Liam Payne is a blank canvas in need of a painter.
One Direction’s Liam Payne is basically a nothingburger, bringing little more than his voice and his name brand to his debut album LP1. That turns out to be one of the best things about it. Unlike Zayn’s third-eye R&B epics or Harry Styles’ soft-rock simulacra, LP1 doesn’t try to transcend pop. It’s a star-showcase rather than an artist-showcase, an attempt to land a few songs on the charts more than anything else. His former One Direction compadres’ solo outings have been risky but not always rewarding. LP1 clears the low bar it sets for itself with ease.
If we’re going to hang a persona on Payne, he’s the hip-hop one, the one who sounds good over the digitized snap of a phony DJ Mustard beat. The best songs here understand rap in a way a lot of pop songs don’t, like how flow alone can generate momentum (“Say It All”), and he has good chemistry with the youthful NYC star A Boogie wit da Hoodie on opener “Stack It Up.” He also gives us plenty of the usual screaming-chipmunks post-Diplo fare (“Live Forever,” “Weekend”), a Christmas song (“All I Want [For Christmas]”), and a reggaeton track with J Balvin (“Familiar”)—all while remaining resolutely anonymous.
Like many if not most male pop stars, he’s irritatingly sexist. “Hips Don’t Lie” is the kind of female-body-as-prey bullshit “Blurred Lines” should’ve killed, and “Both Ways” is as offensive and shoddily written as anyone’s said it is, fetishizing bisexual women with the cold detachment of a man absent-mindedly typing “girl on girl” into PornHub. He’s terrible at being horny, his perpetually steady, mid-volume voice sounding like it’s giving instructions rather than whispering seductions. “What I like about you is you know how to take direction,” he sings on “Rude Hours.”
At least he’s not apologizing for fucking up the way Harry Styles did on so much of last month’s overwrought, self-satisfied Fine Line. Though Payne has discussed a rough patch post-One Direction, including substance-abuse issues the binge-drinking anthem “Weekend” seems to ignore, there’s little anguish on this album—just the motions of a man making entertainment. That’s better, I suppose, than making your problems the end of the world.
Payne is not a pop star who would benefit from casting himself as a capital-A artist. What he would benefit from is a producer who does. In his milquetoast hip-hop flirtations and his slightly slippery, Michael Jackson-ish vocal timbre, he often brings to mind Justin Timberlake. Timberlake as a person, singer and presence was never particularly interesting, and what made his best music so good was his ear for producers like Timbaland, who integrated his voice into towering, brash, bold, brilliant pop.

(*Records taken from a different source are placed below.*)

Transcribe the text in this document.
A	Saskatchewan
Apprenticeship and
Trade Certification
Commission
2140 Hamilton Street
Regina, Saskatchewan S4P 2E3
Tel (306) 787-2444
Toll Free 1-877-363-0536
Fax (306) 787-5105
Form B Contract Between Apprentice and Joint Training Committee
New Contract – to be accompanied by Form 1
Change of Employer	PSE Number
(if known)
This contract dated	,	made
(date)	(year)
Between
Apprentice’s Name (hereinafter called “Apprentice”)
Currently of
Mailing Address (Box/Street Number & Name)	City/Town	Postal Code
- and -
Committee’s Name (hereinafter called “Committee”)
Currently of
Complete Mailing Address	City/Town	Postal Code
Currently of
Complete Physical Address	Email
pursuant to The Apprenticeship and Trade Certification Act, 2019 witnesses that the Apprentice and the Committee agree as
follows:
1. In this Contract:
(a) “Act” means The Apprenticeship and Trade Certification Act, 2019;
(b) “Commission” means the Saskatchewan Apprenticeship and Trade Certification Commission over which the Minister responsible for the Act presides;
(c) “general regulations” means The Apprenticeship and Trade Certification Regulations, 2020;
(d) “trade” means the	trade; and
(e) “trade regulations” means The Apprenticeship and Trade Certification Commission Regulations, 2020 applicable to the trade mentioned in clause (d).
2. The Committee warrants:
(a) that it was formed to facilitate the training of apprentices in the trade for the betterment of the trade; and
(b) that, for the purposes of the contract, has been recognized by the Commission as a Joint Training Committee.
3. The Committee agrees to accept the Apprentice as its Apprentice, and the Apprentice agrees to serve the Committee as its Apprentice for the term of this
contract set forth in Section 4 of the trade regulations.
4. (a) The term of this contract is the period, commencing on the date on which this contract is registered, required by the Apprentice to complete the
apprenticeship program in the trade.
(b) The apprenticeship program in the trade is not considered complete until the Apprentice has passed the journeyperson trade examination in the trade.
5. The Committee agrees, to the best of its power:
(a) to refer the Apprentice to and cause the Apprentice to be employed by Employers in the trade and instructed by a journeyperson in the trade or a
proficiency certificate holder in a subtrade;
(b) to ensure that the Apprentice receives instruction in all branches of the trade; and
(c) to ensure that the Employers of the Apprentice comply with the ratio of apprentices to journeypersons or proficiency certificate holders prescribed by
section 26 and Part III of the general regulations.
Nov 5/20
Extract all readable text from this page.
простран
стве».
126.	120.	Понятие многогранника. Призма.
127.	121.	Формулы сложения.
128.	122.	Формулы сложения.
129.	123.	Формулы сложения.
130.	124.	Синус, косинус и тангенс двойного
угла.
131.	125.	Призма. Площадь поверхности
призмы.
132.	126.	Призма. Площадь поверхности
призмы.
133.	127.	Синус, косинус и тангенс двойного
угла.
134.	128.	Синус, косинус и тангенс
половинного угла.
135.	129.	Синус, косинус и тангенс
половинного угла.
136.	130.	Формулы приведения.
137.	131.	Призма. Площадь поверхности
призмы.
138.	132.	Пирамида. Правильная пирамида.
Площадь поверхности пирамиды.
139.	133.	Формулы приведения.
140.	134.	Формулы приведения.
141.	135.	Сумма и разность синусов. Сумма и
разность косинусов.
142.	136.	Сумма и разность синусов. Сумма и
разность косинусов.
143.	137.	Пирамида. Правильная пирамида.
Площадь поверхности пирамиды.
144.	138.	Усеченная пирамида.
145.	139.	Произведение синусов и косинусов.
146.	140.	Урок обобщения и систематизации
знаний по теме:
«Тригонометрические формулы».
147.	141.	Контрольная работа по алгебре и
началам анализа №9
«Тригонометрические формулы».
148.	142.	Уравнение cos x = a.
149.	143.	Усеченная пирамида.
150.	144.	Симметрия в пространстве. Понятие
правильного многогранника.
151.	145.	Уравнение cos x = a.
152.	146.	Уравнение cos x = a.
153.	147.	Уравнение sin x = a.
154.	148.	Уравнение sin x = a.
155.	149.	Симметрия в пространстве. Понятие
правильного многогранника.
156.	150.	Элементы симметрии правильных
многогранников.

Rather than casting his lot with goons like Steve Mac, Payne might consider calling up someone like A.G. Cook, architect of PC Music and Charli XCX’s best recent work, who might benefit from working with a guy rather than a girl he can turn into a fembot. Or the recently reformed Neptunes, who hopefully will pick up where Pharrell left off with his mind-bending beats on Ariana Grande’s Sweetener. Liam Payne is a blank canvas in need of a painter.